Chapter 1
The study of similarities and differences among
living society's and cultural groups.
Anthropology: The study of the full scope of
human diversity, past and present, and the
application of that knowledge to help people of
different backgrounds better understand one
another.
-Ask questions about broader human behaviors
and social systems.
-Use immersive methods, including participant
observation and interviewing.
The Exotic "Other"
-Cultural anthro's often foreign cultures based on
the idea that outsiders can understand a society
more "objectively"
-E.G Jean Brigg 1960 study of inuit people in
Canadian arctic.
What is culture?
-A set of beliefs, practices, and symbols that are learned and shared.
-Together, they form an all-encompassing,
integrated whole that binds people together and
shapes their worldview and life ways .
Beliefs: Beliefs include all the mental aspects of
culture including values, norms, and world views.
Practices: Practices are behaviors that may be
motivated by belief or part of everyday routines.
Facets of Culture
-Humans are born with the capacity to learn the
culture of any social group.
-Culture changes in response to both internal and
external factors.
-Humans are not bound by culture.
-Culture is symbolic.
-The degree to which humans rely on culture
distinguishes us from other animals.
-Human culture and biology are interrelated .
Holism: Take a holistic approach that examines
how different aspects of human life influence one
another.
Cultural Relativism: Need to understand another
person's belief and behavior from the perspective
of their culture.
Ethnocentrism: Tendency to view one's culture as
the most important and correct.
Comparison: Cultural anthro's compare ideas,
morals, practices, and systems within or between
cultures.
Field Work
Ethnography: The scientific description of the
customs of individual peoples and cultures.
Participant observation: You participate in people's
lives, while observing them and taking field notes
that along with interviews and surveys, constitute
the research data.
Cross-Culture and comparative approach: The
approach by which anthropologist compared
practices across culture to explore human
similarities, differences, and the potential for
human culture express expression.
Anthropologists study people and structures of power
-Anthropology maintains a commitment to
studying both the people and the large structures
of power around them.
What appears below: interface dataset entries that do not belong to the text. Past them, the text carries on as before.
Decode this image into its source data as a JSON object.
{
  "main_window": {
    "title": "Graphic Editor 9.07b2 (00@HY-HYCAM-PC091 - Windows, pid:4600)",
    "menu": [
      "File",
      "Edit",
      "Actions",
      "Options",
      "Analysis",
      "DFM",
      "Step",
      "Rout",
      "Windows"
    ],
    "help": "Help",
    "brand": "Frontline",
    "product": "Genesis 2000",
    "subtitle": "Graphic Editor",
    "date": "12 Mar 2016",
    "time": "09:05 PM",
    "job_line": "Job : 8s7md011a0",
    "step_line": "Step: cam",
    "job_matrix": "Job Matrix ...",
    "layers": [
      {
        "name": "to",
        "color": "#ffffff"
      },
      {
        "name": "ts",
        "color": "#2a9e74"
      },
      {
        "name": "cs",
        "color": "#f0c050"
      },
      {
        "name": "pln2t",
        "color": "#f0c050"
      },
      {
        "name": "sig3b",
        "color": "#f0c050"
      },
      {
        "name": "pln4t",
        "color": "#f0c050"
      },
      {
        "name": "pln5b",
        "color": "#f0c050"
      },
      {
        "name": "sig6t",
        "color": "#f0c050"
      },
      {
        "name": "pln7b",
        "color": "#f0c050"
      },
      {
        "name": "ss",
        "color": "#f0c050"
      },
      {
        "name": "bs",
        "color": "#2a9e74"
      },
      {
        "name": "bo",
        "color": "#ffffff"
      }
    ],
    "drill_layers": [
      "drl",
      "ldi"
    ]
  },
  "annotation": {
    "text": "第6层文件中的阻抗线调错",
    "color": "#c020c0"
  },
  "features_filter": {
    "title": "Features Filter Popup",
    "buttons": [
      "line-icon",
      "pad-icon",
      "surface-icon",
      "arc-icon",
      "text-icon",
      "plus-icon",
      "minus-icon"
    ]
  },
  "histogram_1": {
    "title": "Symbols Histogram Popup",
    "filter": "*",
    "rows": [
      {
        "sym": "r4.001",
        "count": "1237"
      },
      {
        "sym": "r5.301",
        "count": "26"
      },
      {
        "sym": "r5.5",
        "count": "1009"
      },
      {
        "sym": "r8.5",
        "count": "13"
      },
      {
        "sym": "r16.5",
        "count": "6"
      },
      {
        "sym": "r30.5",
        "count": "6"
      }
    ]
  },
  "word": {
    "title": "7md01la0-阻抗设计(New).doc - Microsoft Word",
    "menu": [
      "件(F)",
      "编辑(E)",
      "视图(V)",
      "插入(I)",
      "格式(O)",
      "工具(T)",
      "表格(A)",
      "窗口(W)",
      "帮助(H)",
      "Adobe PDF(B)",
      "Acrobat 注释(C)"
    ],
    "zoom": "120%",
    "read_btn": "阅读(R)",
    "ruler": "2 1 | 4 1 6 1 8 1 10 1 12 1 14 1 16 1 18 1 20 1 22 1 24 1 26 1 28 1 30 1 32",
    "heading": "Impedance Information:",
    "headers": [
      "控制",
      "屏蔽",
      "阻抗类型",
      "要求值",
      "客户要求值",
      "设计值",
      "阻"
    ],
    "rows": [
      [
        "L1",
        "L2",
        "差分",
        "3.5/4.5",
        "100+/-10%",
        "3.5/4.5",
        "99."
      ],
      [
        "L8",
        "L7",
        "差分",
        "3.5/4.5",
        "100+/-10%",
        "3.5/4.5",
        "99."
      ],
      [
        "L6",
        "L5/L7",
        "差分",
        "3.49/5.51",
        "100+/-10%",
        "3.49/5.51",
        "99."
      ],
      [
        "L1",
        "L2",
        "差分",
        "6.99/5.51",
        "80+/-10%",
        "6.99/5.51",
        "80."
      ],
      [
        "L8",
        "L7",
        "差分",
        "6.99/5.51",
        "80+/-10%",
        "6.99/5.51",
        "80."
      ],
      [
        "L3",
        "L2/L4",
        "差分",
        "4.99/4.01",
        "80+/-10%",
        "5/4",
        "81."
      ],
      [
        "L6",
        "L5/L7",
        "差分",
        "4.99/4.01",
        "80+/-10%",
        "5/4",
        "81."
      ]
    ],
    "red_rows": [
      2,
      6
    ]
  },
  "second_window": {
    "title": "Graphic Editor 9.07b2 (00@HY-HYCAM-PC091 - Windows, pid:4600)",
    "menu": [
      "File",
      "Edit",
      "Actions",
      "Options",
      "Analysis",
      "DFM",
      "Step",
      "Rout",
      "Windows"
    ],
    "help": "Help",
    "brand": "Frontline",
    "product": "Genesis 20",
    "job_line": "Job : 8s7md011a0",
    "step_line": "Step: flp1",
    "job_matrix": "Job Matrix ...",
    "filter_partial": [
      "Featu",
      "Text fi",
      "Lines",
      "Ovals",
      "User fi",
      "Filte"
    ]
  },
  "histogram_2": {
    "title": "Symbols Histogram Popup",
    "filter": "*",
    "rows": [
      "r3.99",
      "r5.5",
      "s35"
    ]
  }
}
This can include families,
governments, economic systems, education, educational institutions, military, the media, and
religions, as well as the ideas of race, ethnicity,
gender, class, and sexuality.
Anthropologists believe that all humans are
connected
-Anthropologists believe that all humans share
connections that are biological, cultural, economic,
and ecological.
Four-Field Approach: The use of four interrelated
disciplines to study humanity, biological
anthropology, archaeology, linguistic
anthropology, and cultural anthropology.
Biological Anthropology: The study of humans
from a biological perspective, particularly how they
evolved overtime and adapted to their
environments.
Paleoanthropology: The study of the history of
human evolution through the fossil record.
Primatology: The study of living non-human
primates as well as primate fossils to better
understand human evolution and early human
behavior.
Archeology: The investigation of the human
passed by means of excavating and analyzing
artifacts.
Prehistoric Archaeology: The reconstruction of human behavior and the distant past through the
examination of artifacts.
Historic Archaeology: The exploration of the more
recent pass through an examination of physical
remains and artifacts, as well as written or oral
records.
Linguistic Anthropology: The study of human
language in the past and the present.
Descriptive Linguists: Those who describe an
analyze languages in their component parts.
Cultural Anthropology: The study of people’s
communities, behaviors, beliefs, and institutions,
including how people make meaning as they live,
work, and play together.
Participant Observation: A key anthropological
research strategy involving both participation in
and observation of the daily life of the people being
studied.
Ethnology: The analysis and comparison of
ethnographic data across cultures.
Globalization: The worldwide intensification of
interactions and increased movement of money,
people, goods, and ideas within and across
national boarders.
-Globalization is characterized by time-space
compression, flexible accumulation, increasing,migration, and uneven development.
Time-space compression: The rapid innovation
of communication and transportation, technologies
associated with globalization that transforms the
way people think about space and time.
Flexible accumulation: The flexible strategies that
corporations used to acclimate profits in an era of
globalization, enabled by innovation,
communication, and transportation technologies.
Increasing Migration: The accelerated movement
of people within and between countries.
Uneven Development: The unequal distribution of
the benefits of globalization.
Anthropocene: The current historical era in which
human activity is reshaping the planet in
permanent ways.
Climate Change: Change’s to the earth’s climate,
including global warming produced primarily by
increasing concentrations of greenhouse gases
created by the burning of fossil fuels.